With market volatility at high levels at the moment, investors may be interested in adding some defensive shares to their portfolio.
If you are, the two ASX 200 shares listed below could be worth considering. Here's why analysts are bullish on them:
Coles Group Ltd (ASX: COL)
The first defensive ASX 200 share that could be a good option for investors is Coles.
It is of course the retail giant behind the Coles supermarket brand and a range of liquor retail brands such as Liquorland and Vintage Cellars.
Coles could be a good option for investors in the current environment due to the fact that it sells consumer staples. These are products that generally remain in demand with consumers whatever is happening in the economy. It also has positive exposure to inflation, unlike many other retailers.

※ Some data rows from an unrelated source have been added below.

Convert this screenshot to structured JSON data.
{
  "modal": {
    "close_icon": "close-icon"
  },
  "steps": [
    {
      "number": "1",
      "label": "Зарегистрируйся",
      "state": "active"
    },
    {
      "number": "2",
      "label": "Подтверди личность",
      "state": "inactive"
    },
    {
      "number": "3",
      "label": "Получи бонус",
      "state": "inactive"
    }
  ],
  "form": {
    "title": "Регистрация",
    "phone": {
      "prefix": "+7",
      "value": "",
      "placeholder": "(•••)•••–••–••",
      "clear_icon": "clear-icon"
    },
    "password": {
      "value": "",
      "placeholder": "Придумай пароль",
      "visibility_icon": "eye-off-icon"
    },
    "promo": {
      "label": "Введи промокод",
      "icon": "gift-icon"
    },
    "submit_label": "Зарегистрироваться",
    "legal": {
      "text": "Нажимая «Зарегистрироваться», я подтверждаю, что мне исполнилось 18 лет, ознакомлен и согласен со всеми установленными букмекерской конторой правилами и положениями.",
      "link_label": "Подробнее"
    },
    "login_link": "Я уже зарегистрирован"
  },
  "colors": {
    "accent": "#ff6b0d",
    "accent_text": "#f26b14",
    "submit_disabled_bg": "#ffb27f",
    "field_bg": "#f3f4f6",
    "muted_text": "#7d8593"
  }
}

Analysts at Morgans are very positive on the company. They currently have an add rating and $20.00 price target on its shares.

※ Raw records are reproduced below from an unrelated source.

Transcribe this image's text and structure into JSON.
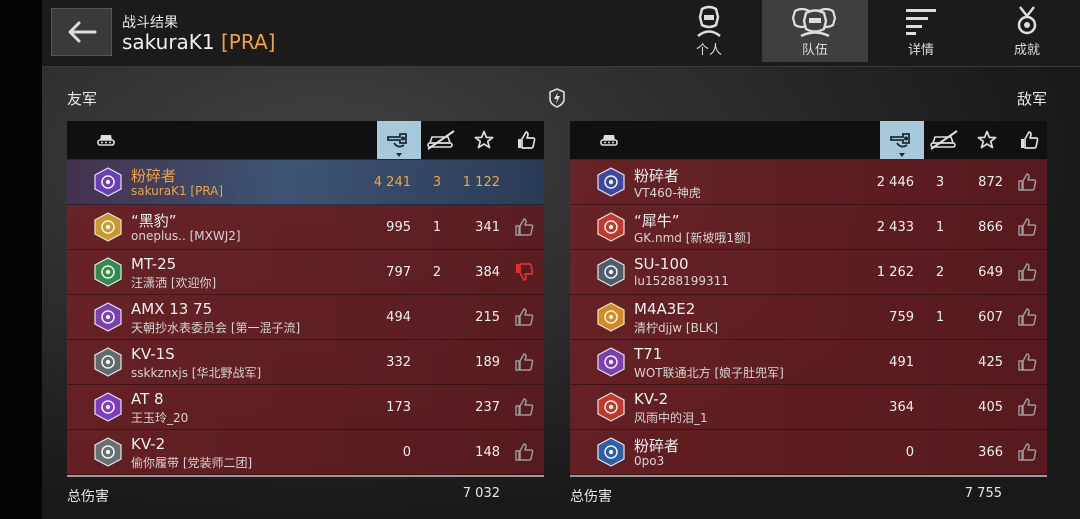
{
  "header": {
    "title": "战斗结果",
    "player_name": "sakuraK1",
    "player_clan": "[PRA]"
  },
  "tabs": [
    {
      "label": "个人",
      "icon": "personal-icon"
    },
    {
      "label": "队伍",
      "icon": "team-icon",
      "active": true
    },
    {
      "label": "详情",
      "icon": "details-icon"
    },
    {
      "label": "成就",
      "icon": "medal-icon"
    }
  ],
  "allies": {
    "label": "友军",
    "total_label": "总伤害",
    "total_damage": "7 032",
    "rows": [
      {
        "vehicle": "粉碎者",
        "player": "sakuraK1 [PRA]",
        "damage": "4 241",
        "kills": "3",
        "xp": "1 122",
        "badge_color": "#6a3fb5"
      },
      {
        "vehicle": "“黑豹”",
        "player": "oneplus.. [MXWJ2]",
        "damage": "995",
        "kills": "1",
        "xp": "341",
        "badge_color": "#c79a2a"
      },
      {
        "vehicle": "MT-25",
        "player": "汪潇洒 [欢迎你]",
        "damage": "797",
        "kills": "2",
        "xp": "384",
        "badge_color": "#2e8b4a",
        "disliked": true
      },
      {
        "vehicle": "AMX 13 75",
        "player": "天朝抄水表委员会 [第一混子流]",
        "damage": "494",
        "kills": "",
        "xp": "215",
        "badge_color": "#7a3fb0"
      },
      {
        "vehicle": "KV-1S",
        "player": "sskkznxjs [华北野战军]",
        "damage": "332",
        "kills": "",
        "xp": "189",
        "badge_color": "#5f6a6a"
      },
      {
        "vehicle": "AT 8",
        "player": "王玉玲_20",
        "damage": "173",
        "kills": "",
        "xp": "237",
        "badge_color": "#7d3cc4"
      },
      {
        "vehicle": "KV-2",
        "player": "偷你履带 [党装师二团]",
        "damage": "0",
        "kills": "",
        "xp": "148",
        "badge_color": "#666f73"
      }
    ]
  },
  "enemies": {
    "label": "敌军",
    "total_label": "总伤害",
    "total_damage": "7 755",
    "rows": [
      {
        "vehicle": "粉碎者",
        "player": "VT460-神虎",
        "damage": "2 446",
        "kills": "3",
        "xp": "872",
        "badge_color": "#3b4aa0"
      },
      {
        "vehicle": "“犀牛”",
        "player": "GK.nmd [新坡哦1额]",
        "damage": "2 433",
        "kills": "1",
        "xp": "866",
        "badge_color": "#c0392b"
      },
      {
        "vehicle": "SU-100",
        "player": "lu15288199311",
        "damage": "1 262",
        "kills": "2",
        "xp": "649",
        "badge_color": "#4a5f6a"
      },
      {
        "vehicle": "M4A3E2",
        "player": "清柠djjw [BLK]",
        "damage": "759",
        "kills": "1",
        "xp": "607",
        "badge_color": "#d68a1e"
      },
      {
        "vehicle": "T71",
        "player": "WOT联通北方 [娘子肚兜军]",
        "damage": "491",
        "kills": "",
        "xp": "425",
        "badge_color": "#7a3fb0"
      },
      {
        "vehicle": "KV-2",
        "player": "风雨中的泪_1",
        "damage": "364",
        "kills": "",
        "xp": "405",
        "badge_color": "#c0392b"
      },
      {
        "vehicle": "粉碎者",
        "player": "0po3",
        "damage": "0",
        "kills": "",
        "xp": "366",
        "badge_color": "#2b5fa8"
      }
    ]
  },
  "colors": {
    "clan_accent": "#f2a33a",
    "selected_column": "#a8c9dc",
    "row_red": "#70202a",
    "dislike_red": "#e03030"
  }
}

In addition, the broker is expecting some attractive dividend yields in the coming years. Morgans expects fully franked dividends of 65 cents per share in FY 2023 and then 66 cents per share in FY 2024. Based on the latest Coles share price of $16.68, this will mean yields of 3.9% and 4%, respectively, over the next two years.
Telstra Corporation Ltd (ASX: TLS)
Another defensive ASX 200 share for investors to consider is Telstra.

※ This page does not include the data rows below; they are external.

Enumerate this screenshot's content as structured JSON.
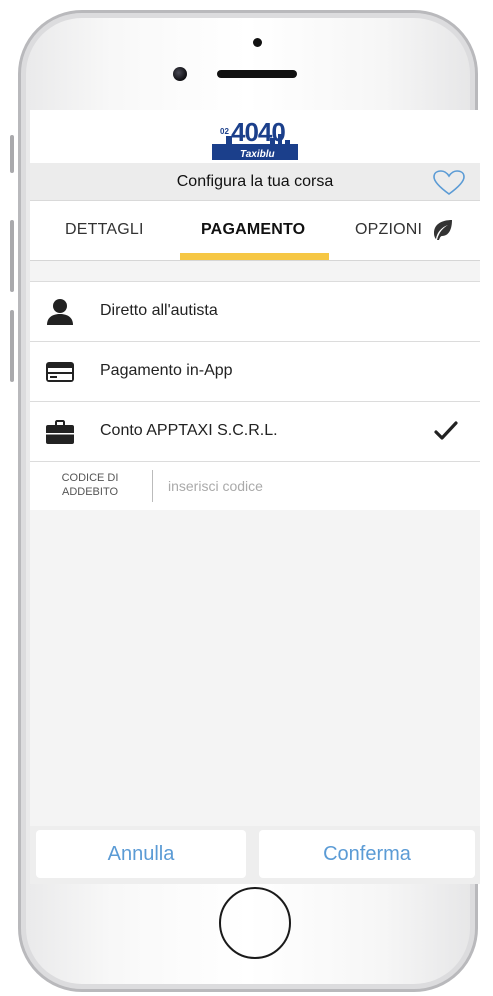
{
  "header": {
    "logo_prefix": "02",
    "logo_number": "4040",
    "logo_brand": "Taxiblu",
    "title": "Configura la tua corsa"
  },
  "tabs": [
    {
      "label": "DETTAGLI",
      "active": false
    },
    {
      "label": "PAGAMENTO",
      "active": true
    },
    {
      "label": "OPZIONI",
      "active": false
    }
  ],
  "payment_options": [
    {
      "label": "Diretto all'autista",
      "icon": "person-icon",
      "selected": false
    },
    {
      "label": "Pagamento in-App",
      "icon": "credit-card-icon",
      "selected": false
    },
    {
      "label": "Conto APPTAXI S.C.R.L.",
      "icon": "briefcase-icon",
      "selected": true
    }
  ],
  "billing_code": {
    "label_line1": "CODICE DI",
    "label_line2": "ADDEBITO",
    "placeholder": "inserisci codice",
    "value": ""
  },
  "actions": {
    "cancel_label": "Annulla",
    "confirm_label": "Conferma"
  },
  "colors": {
    "accent_tab": "#f6c744",
    "button_text": "#5b9bd5",
    "heart": "#5b9bd5",
    "logo_blue": "#1b3f8b"
  }
}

Much like Coles and the products it sells, Telstra provides essential services to millions of Australians. Another positive is the recent introduction of inflation-linked pricing, which is likely to be good news in the current environment where inflation is rising strongly.
The team at Morgans are also positive on the telco giant. Its analysts currently have an add rating and $4.60 price target on the company's shares.
And just like Coles, the broker is expecting attractive dividend yields for investors. It is forecasting another 16.5 cents per share dividend in FY 2023. Based on the current Telstra share price of $3.72, this equates to a 4.4% dividend yield.